Take breaks: If you’re spending a couple of hours outside, whether you’re cheering at a soccer game, picking apples or enjoying a picnic, think about taking a break to go inside every few hours. This will give you a chance to reapply sunscreen, grab extra clothing and check if you’re developing a sun or windburn.
Avoid hot drinks:
Coffee, lattes, cider, cocoa and tea are everywhere, but beware: liquids heated to 140 degrees have been found by researchers to cause facial flushing
. Wait for drinks to cool a bit, or stick to iced varieties to be safe.
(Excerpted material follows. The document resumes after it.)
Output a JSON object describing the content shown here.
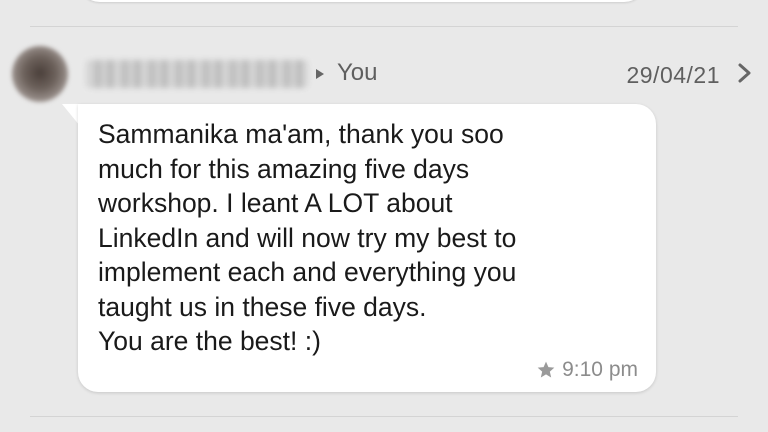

Avoid hot spices: Chili cookoffs and tailgate parties offer up steaming, spicy soups and other dishes that might be very tempting on a brisk autumn day. However, it’s important to know your rosacea triggers. In a survey, almost half of rosacea patients said hot spicy foods cause their symptoms to flare up.
Bring a scarf:
Having a scarf handy is always a good idea. If it’s unexpectedly windy or cold, wrap the scarf around your neck and cheeks to protect your face from blustery irritation. How many ways can you tie a scarf
Take your medicine: Don’t forget your medicine. It’s important to keep using your medication in order to help maintain remission of symptoms.